The earliest direct evidence for the existence of a Jewish–Christian gospel comes from three Christian writers who lived in the second largest city in the
Roman Empire, Alexandria in Egypt: Clement of Alexandria, Origen, and Didymus the Blind. These figures spanned different periods from the late 2nd century to the beginning of the 4th century. Their combined references to the Gospel according to the Hebrews suggest that this Jewish–Christian gospel enjoyed a certain longevity in Alexandria, perhaps due to the presence of a large and diverse Jewish population. By contrast, most of the material identified as belonging to the Gospel of the Nazoraeans comes from a single source – Jerome’s Commentary on Matthew. Jerome presents anumber of traditions in his Commentary which he claims to have translated from a Hebrew or Aramaic source into Greek.
The Gospel called according to the Hebrews which was recently translated by me into Greek and Latin, which Origin frequently uses, records the resurrection of the Saviour.
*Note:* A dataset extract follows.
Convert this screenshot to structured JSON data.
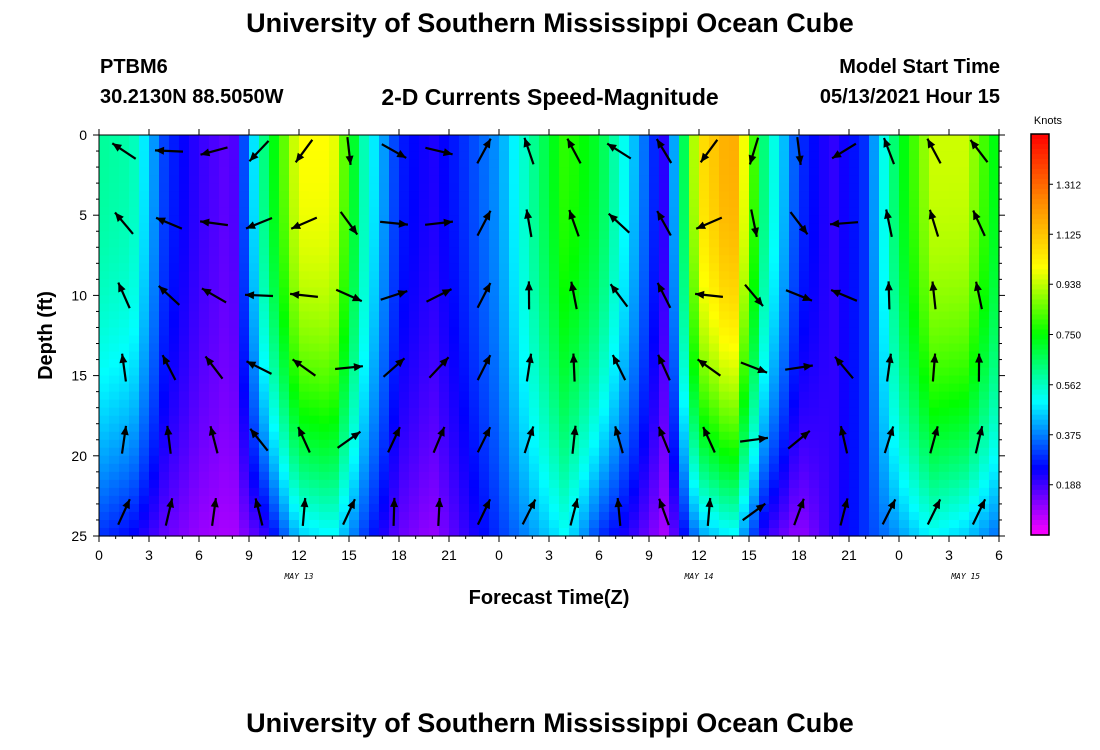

And when the Lord had given the linen cloth to the servant of the priest, he went to James and appeared to him. For James had sworn that he would not eat bread from the hour in which he had drunk the cup of the Lord until he should see him risen from among them that sleep. And shortly thereafter the Lord said: Bring a table and bread! And immediately it is added: he took the bread, blessed it and brake it and gave it to James the Just and said to him: My brother, eat your bread, for the Son of Man is risen from among them that sleep.